Rasheed Haroon Adam, Davis Tyler, Morales Esteban, Fei Zhe, Grassi Lourdes, De Gainza Agustina, Nouri-Mahdavi Kouros, Caprioli Joseph
David Geffen School of Medicine, University of California Los Angeles, Los Angeles, California.
Department of Computer Science, University of California Los Angeles, Los Angeles, California.
Ophthalmol Sci. 2022 Nov 3;3(1):100244. doi: 10.1016/j.xops.2022.100244. eCollection 2023 Mar.
Accurate neural rim measurement based on optic disc imaging is important to glaucoma severity grading and often performed by trained glaucoma specialists. We aim to improve upon existing automated tools by building a fully automated system (RimNet) for direct rim identification in glaucomatous eyes and measurement of the minimum rim-to-disc ratio (mRDR) in intact rims, the angle of absent rim width (ARW) in incomplete rims, and the rim-to-disc-area ratio (RDAR) with the goal of optic disc damage grading.
Retrospective cross sectional study.
One thousand and twenty-eight optic disc photographs with evidence of glaucomatous optic nerve damage from 1021 eyes of 903 patients with any form of primary glaucoma were included. The mean age was 63.7 (± 14.9) yrs. The average mean deviation of visual fields was -8.03 (± 8.59).
The images were required to be of adequate quality, have signs of glaucomatous damage, and be free of significant concurrent pathology as independently determined by glaucoma specialists. Rim and optic cup masks for each image were manually delineated by glaucoma specialists. The database was randomly split into 80/10/10 for training, validation, and testing, respectively. RimNet consists of a deep learning rim and cup segmentation model, a computer vision mRDR measurement tool for intact rims, and an ARW measurement tool for incomplete rims. The mRDR is calculated at the thinnest rim section while ARW is calculated in regions of total rim loss. The RDAR was also calculated. Evaluation on the Drishti-GS dataset provided external validation (Sivaswamy 2015).
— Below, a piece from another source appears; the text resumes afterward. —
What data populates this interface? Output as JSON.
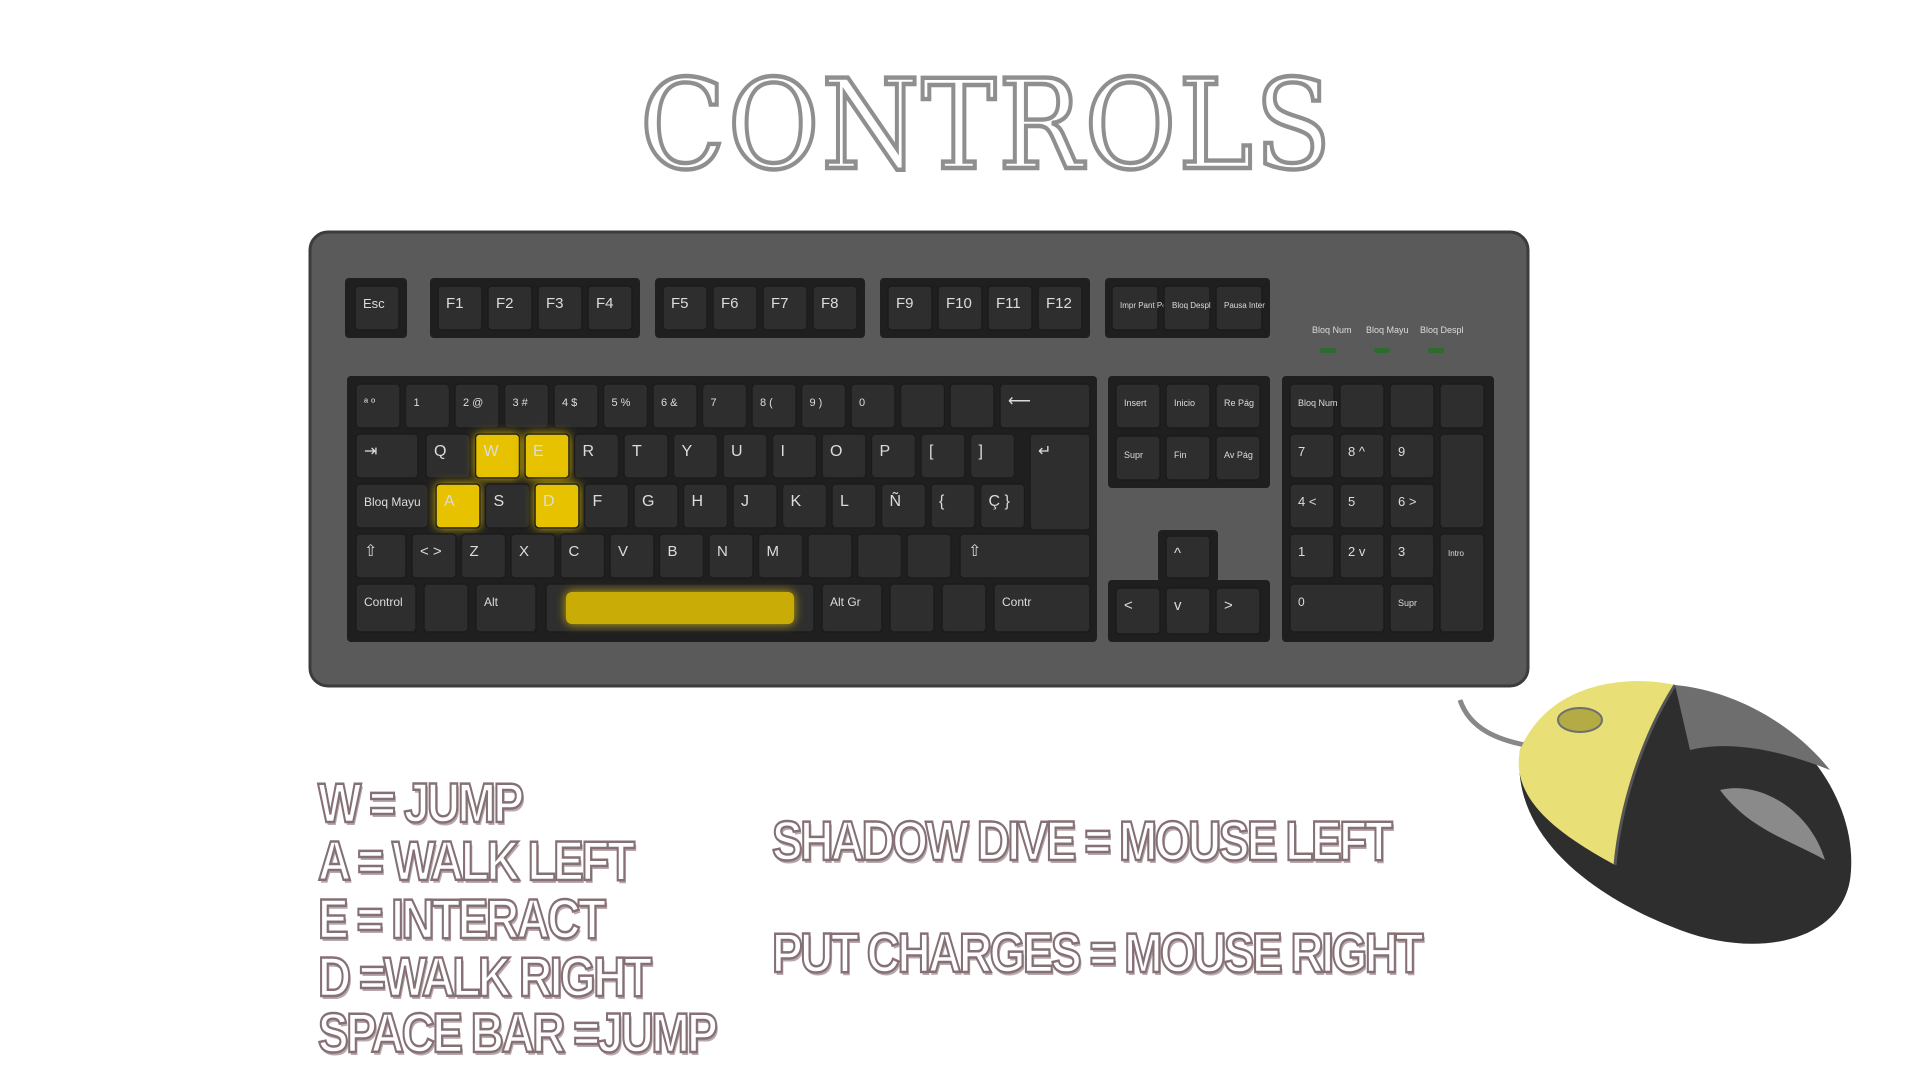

Median Absolute Error (MAE) between glaucoma specialists and RimNet for mRDR and ARW.
On the test set, RimNet achieved a mRDR MAE of 0.03 (0.05), ARW MAE of 31 (89)°, and an RDAR MAE of 0.09 (0.10). On the Drishti-GS dataset, an mRDR MAE of 0.03 (0.04) and an mRDAR MAE of 0.09 (0.10) was observed.
RimNet demonstrated acceptably accurate rim segmentation and mRDR and ARW measurements. The fully automated algorithm presented here would be a valuable component in an automated mRDR-based glaucoma grading system. Further improvements could be made by improving identification and segmentation performance on incomplete rims and expanding the number and variety of glaucomatous training images.
基于视盘成像进行准确的神经边缘测量对于青光眼严重程度分级很重要,通常由训练有素的青光眼专家执行。我们旨在通过构建一个全自动系统(RimNet)来改进现有自动化工具,以直接识别青光眼患者眼睛中的边缘,并测量完整边缘的最小边缘与视盘比率(mRDR)、不完整边缘的边缘缺失宽度角度(ARW)以及边缘与视盘面积比率(RDAR),目标是对视盘损伤进行分级。
回顾性横断面研究。
纳入了903例患有任何形式原发性青光眼的患者的1021只眼睛的1028张有青光眼性视神经损伤证据的视盘照片。平均年龄为63.7(±14.9)岁。视野的平均平均偏差为-8.03(±8.59)。
图像需要具有足够的质量、有青光眼损伤的迹象,并且由青光眼专家独立确定没有明显的并发病变。青光眼专家手动勾勒出每个图像的边缘和视杯掩码。数据库随机分为80/10/10分别用于训练、验证和测试。RimNet由一个深度学习边缘和视杯分割模型、一个用于完整边缘的计算机视觉mRDR测量工具以及一个用于不完整边缘的ARW测量工具组成。mRDR在最薄的边缘部分计算,而ARW在边缘完全缺失的区域计算。还计算了RDAR。在Drishti-GS数据集上的评估提供了外部验证(Sivaswamy,2015年)。
青光眼专家与RimNet在mRDR和ARW方面的中位数绝对误差(MAE)。
在测试集上,RimNet的mRDR的MAE为0.03(0.05),ARW的MAE为31(89)°,RDAR的MAE为0.09(0.10)。在Drishti-GS数据集上,观察到mRDR的MAE为0.03(0.04),mRDAR的MAE为0.09(0.10)。
RimNet展示了可接受的准确边缘分割以及mRDR和ARW测量。这里提出的全自动算法将是基于mRDR的自动化青光眼分级系统中的一个有价值的组件。通过改进对不完整边缘的识别和分割性能以及扩大青光眼训练图像的数量和种类,可以进一步改进。